New Buckeye Institute Report Exposes Backdoor Scheme to Dictate America’s Energy Policy
Apr 09, 2026Columbus, OH – In a new policy report, Climate Change as Public Nuisance: A Backdoor Scheme to Dictate America’s Energy Policy, The Buckeye Institute exposes how public nuisance legal theory is being used to attack energy companies and set U.S. energy policy through the courts.
“The rash of public nuisance climate lawsuits spreading across the nation is a dangerous attempt to use the courts to force communities to adopt net-zero carbon-emissions policies,” said Rea S. Hederman Jr., executive director of the Economic Research Center and vice president of policy at The Buckeye Institute, and co-author of the report. “This effort to impose an ESG agenda through the courts, after failing to do so through Congress, would financially cripple energy companies and threaten the U.S. economy.”
Already, more than 30 lawsuits have been filed against energy companies across the country seeking huge monetary awards and court-imposed abatements to force the adoption of net-zero carbon-emissions policies and an environmental, social, and governance (ESG) agenda. By asking courts to order abatements—the traditional remedy in nuisance litigation—climate activists would “turn judges into regulators and effectively impose a net-zero rule on carbon emissions.” These efforts would “financially cripple energy companies, inflict significant economic harm, and turn the limited public nuisance theory into a boundless tort action available for economic engineering.”

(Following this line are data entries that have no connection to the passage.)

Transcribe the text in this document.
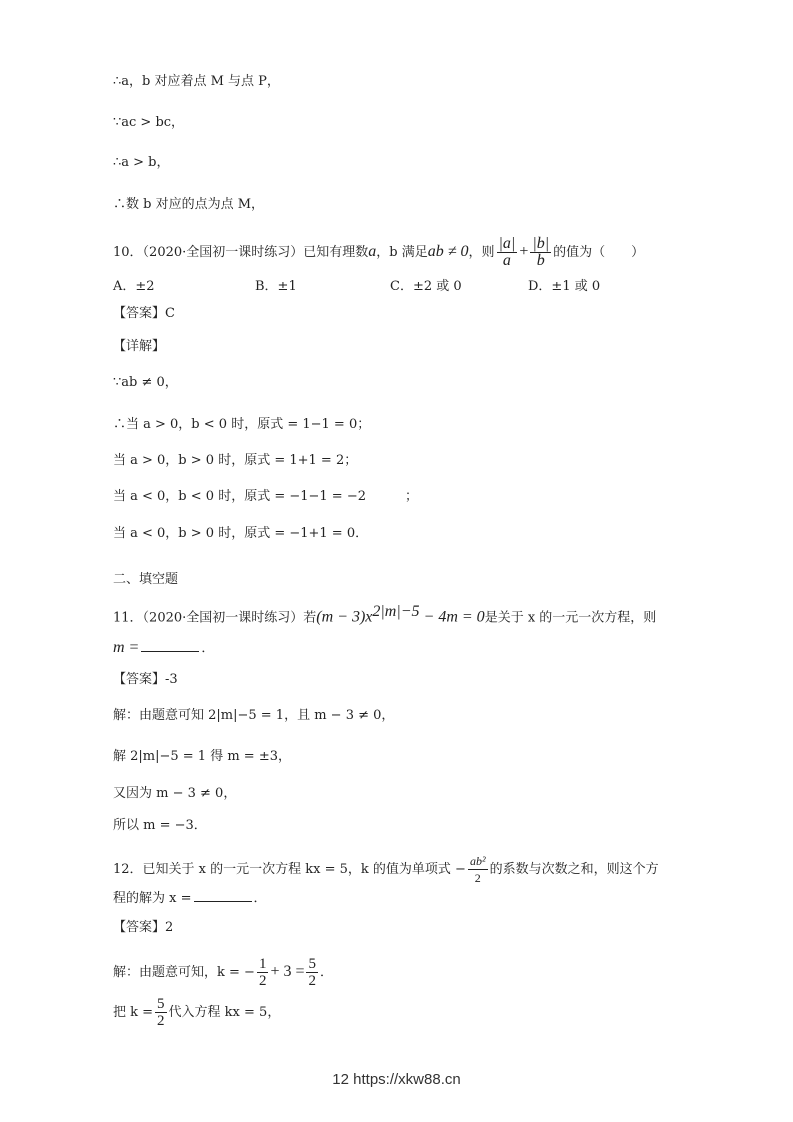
∴a，b 对应着点 M 与点 P，
∵ac > bc，
∴a > b，
∴数 b 对应的点为点 M，
10．（2020·全国初一课时练习）已知有理数a，b 满足ab ≠ 0，则 $\frac{|a|}{a} + \frac{|b|}{b}$ 的值为（　　）
A．±2	B．±1	C．±2 或 0	D．±1 或 0
【答案】C
【详解】
∵ab ≠ 0，
∴当 a > 0，b < 0 时，原式 = 1−1 = 0；
当 a > 0，b > 0 时，原式 = 1+1 = 2；
当 a < 0，b < 0 时，原式 = −1−1 = −2　　　；
当 a < 0，b > 0 时，原式 = −1+1 = 0．
二、填空题
11．（2020·全国初一课时练习）若$(m - 3)x^{2|m|-5} - 4m = 0$是关于 x 的一元一次方程，则
m =	．
【答案】-3
解：由题意可知 2|m|−5 = 1，且 m − 3 ≠ 0，
解 2|m|−5 = 1 得 m = ±3，
又因为 m − 3 ≠ 0，
所以 m = −3．
12．已知关于 x 的一元一次方程 kx = 5，k 的值为单项式 − $\frac{\text{ab²}}{2}$ 的系数与次数之和，则这个方
程的解为 x =	．
【答案】2
解：由题意可知，k = − $\frac{1}{2} + 3 = \frac{5}{2}$ ．
把 $k = \frac{5}{2}$ 代入方程 kx = 5，
12 https://xkw88.cn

The report’s authors warn that “Courts should be wary of plaintiffs extending public nuisance theory far beyond its traditional scope,” and urge policymakers to act if the courts adopt plaintiffs’ arguments, cautioning, “the U.S. economy might depend on it.”
Rea S. Hederman Jr, executive director of the Economic Research Center and vice president of policy; David C. Tryon, director of litigation; Sai C. Martha, economic research analyst; and Aswin Prabhakar, economic research analyst, co-authored Climate Change as Public Nuisance: A Backdoor Scheme to Dictate America’s Energy Policy.